Художник пересел на диван, закинув ногу на ногу, разбросал, словно крылья, свои длинно-палые руки.
— Вы знаете, конечно, как обучают в современных школах. Психотесты и профориентация с младенческих лет, гипновнушение, ускоренное развитие биомоторики. Уже в три года ребенок способен в минуту перерисовать фотопортрет. Дальше — хуже: он учится выписывать светотени, распознает семь тысяч цветовых оттенков. Рисовать становится просто невозможно! И поэтому повторяю: ТАК сейчас никто не рисует. Это первичное изображение окружающего. Рука и глаз пещерного человека! Хомо новус!.. — художник достал маленький исчерканный вдоль и поперек календарик и нервно помахал им в воздухе. — Вот он! Этот магический и светлый день!.. Все началось сразу по приезде в Знойный, пару недель тому назад. Я тогда забегался со всеми этими подъемниками и автокранами, устраивал выставку, и лишь позже заметил, что за целый день не сделал ни одного эскиза. Понимаете, ни штришка!
— Но вы были заняты…
— Чепуха! — художник притопнул ногой. — Даже на том свете, в адском котле, я буду черкаться в своем блокноте. И не смейте сомневаться в том! Настоящего художника не способны отвлечь жизненные пустяки.
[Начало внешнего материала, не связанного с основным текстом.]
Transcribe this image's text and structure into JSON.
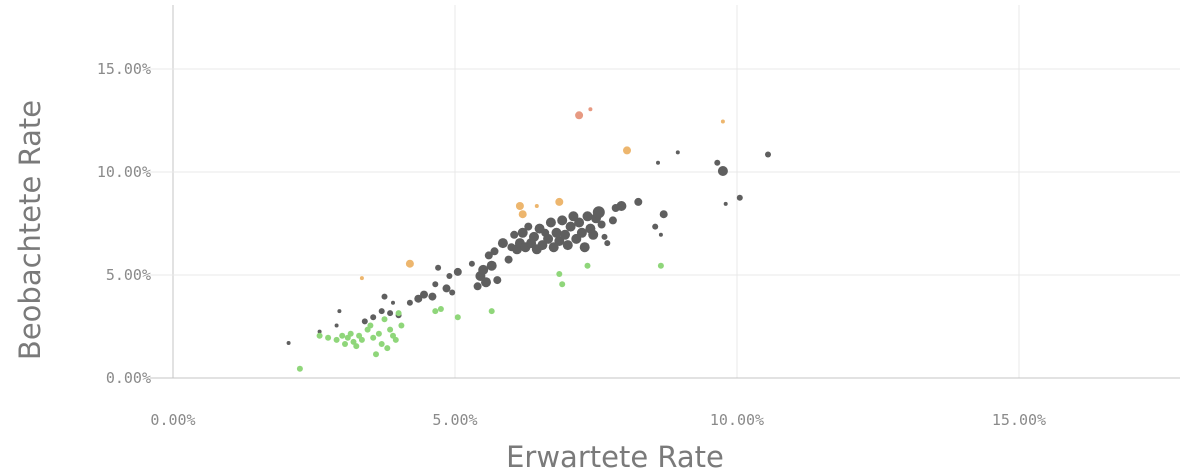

День без карандаша и кисти — это нонсенс!
— Согласен…
— Словом, я тут же ринулся в мастерскую и сел за холст. И вот… Я вдруг понял, что разучился рисовать. Совершенно! Вы не поверите, но это фантастическое ощущение! Я словно потерял в себе что-то объемное и привычное. Пестрый пласт навыков… Можете себе представить, что я тогда пережил. Кое-как довел злосчастную выставку до конца. А после бросился по врачам.
— И в результате? — осторожно вопросил я.
— В результате я прозрел, — художник опустил голову, как опускает голову трагик, дочитав до конца последнюю строку. — Я оставил позади подготовительную часть жизни и на виток вознесся вверх.
— Значит, эти палочки и кругляшочки… Хмм… Они вас вполне устраивают?
— Ну, конечно же! Неужели вы еще не поняли? — художник сладострастно зарычал и, подобрав с пола длинную кисть, переломил ее о колено. Было не очень ясно, что же издало столь громкий треск — берцовая кость или древко кисти. Ноги у художника были страшно худые.